2. Bij uitspraak van 12 juni 2018 heeft de Raad het verzet van verzoeker tegen de uitspraak van de Raad van 27 september 2017 (ECLI:NL:CRVB:2017:3347) ongegrond verklaard. De uitspraak van 12 juni 2018 berust op de overweging dat niet is gebleken van feiten of omstandigheden die aanleiding geven voor het oordeel dat verzoeker in de door de Raad twee maal gegunde termijn van vier weken om het griffierecht te voldoen buiten staat is geweest dat griffierecht te voldoen en dat verzoeker dit ter zitting ook heeft erkend.

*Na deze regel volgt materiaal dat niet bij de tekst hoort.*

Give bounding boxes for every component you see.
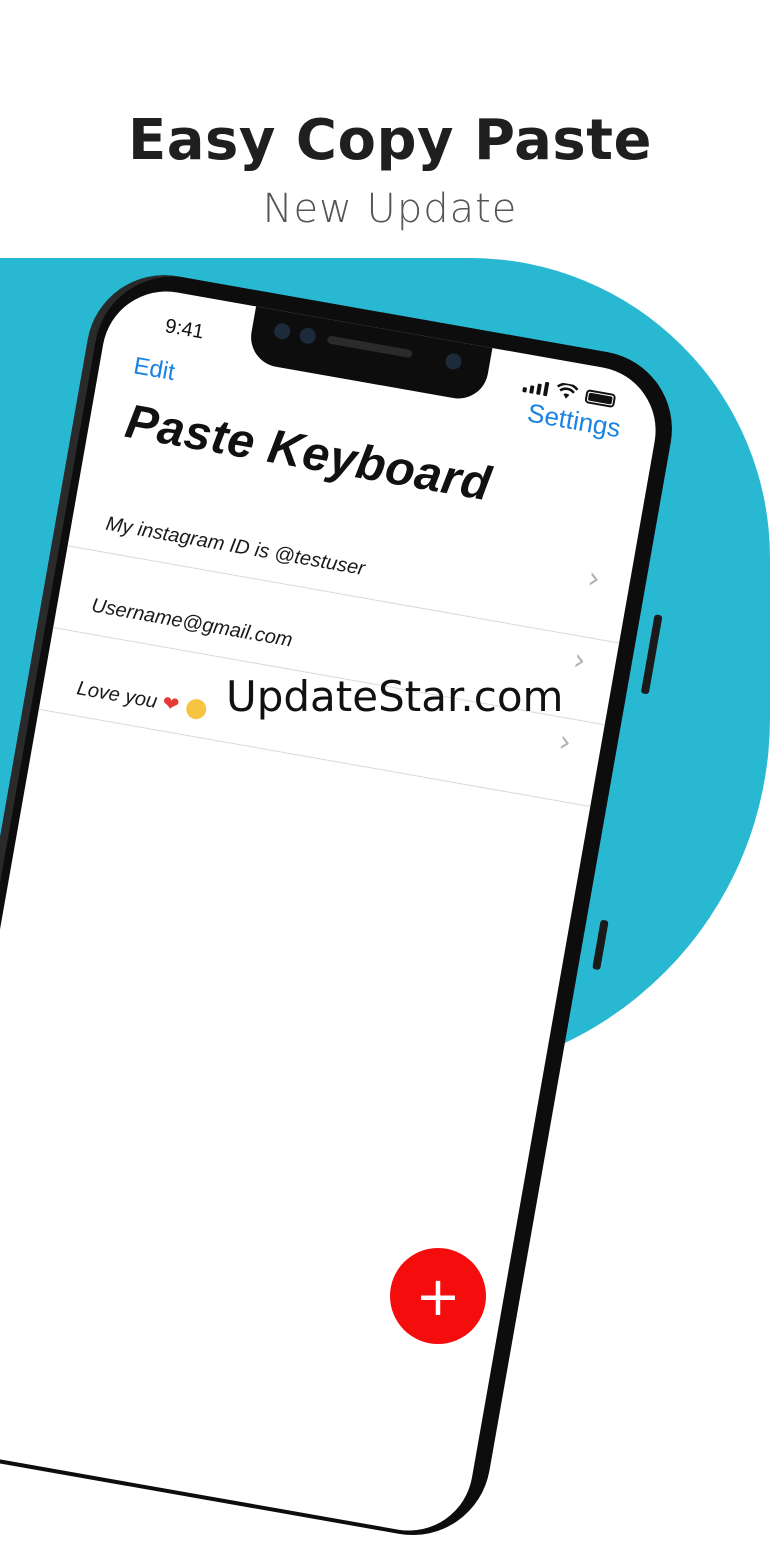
signal-icon <box>522 378 550 397</box>
kiss-emoji-icon <box>184 697 208 721</box>
hero-title: Easy Copy Paste <box>128 108 652 173</box>
list-item-text: Love you <box>75 676 159 713</box>
heart-emoji-icon: ❤ <box>160 691 181 717</box>
watermark: UpdateStar.com <box>226 672 564 721</box>
speaker-grille <box>326 335 413 359</box>
hero-subtitle: New Update <box>262 186 518 232</box>
clipboard-list: My instagram ID is @testuser › Username@… <box>38 464 634 808</box>
chevron-right-icon: › <box>556 723 575 761</box>
phone-mockup: 9:41 Edit Settings Paste Keyboard My ins… <box>0 262 685 1548</box>
camera-icon <box>298 326 318 346</box>
wifi-icon <box>557 382 579 399</box>
chevron-right-icon: › <box>570 642 589 679</box>
add-item-button[interactable]: + <box>390 1248 486 1344</box>
app-screen: 9:41 Edit Settings Paste Keyboard My ins… <box>0 281 666 1541</box>
edit-button[interactable]: Edit <box>131 352 177 387</box>
status-time: 9:41 <box>163 315 206 344</box>
chevron-right-icon: › <box>584 560 603 597</box>
camera-icon <box>272 322 292 341</box>
camera-icon <box>444 352 463 371</box>
battery-icon <box>584 389 617 409</box>
list-item-text-wrap: Love you ❤ <box>42 643 213 722</box>
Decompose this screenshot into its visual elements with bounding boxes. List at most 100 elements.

3. Het is vaste rechtspraak van de Raad (zie bijvoorbeeld de uitspraak van de Raad van
11 april 2014, ECLI:NL:CRVB:2014:1218) dat het (bijzondere) rechtsmiddel van herziening niet is gegeven om een hernieuwde discussie over een zaak te voeren en evenmin om een discussie over de juistheid van de betrokken uitspraak te openen. Het verzoek om herziening dient te worden afgewezen, nu niet is gebleken dat verzoeker enig nieuw feit of enige nieuwe omstandigheid, zoals bedoeld in artikel 8:119 van de Awb, naar voren heeft gebracht. Het verzoek om herziening bevat immers geen gronden die betrekking hebben op de reden waarom het verzet bij de uitspraak van 12 juni 2018 ongegrond is verklaard.
4. Voor een veroordeling in de proceskosten bestaat geen aanleiding.

BESLISSING

De Centrale Raad van Beroep wijst het verzoek om herziening af.
Deze uitspraak is gedaan door H. Benek, in tegenwoordigheid van E.D. de Jong als griffier. De beslissing is uitgesproken in het openbaar op 26 maart 2020.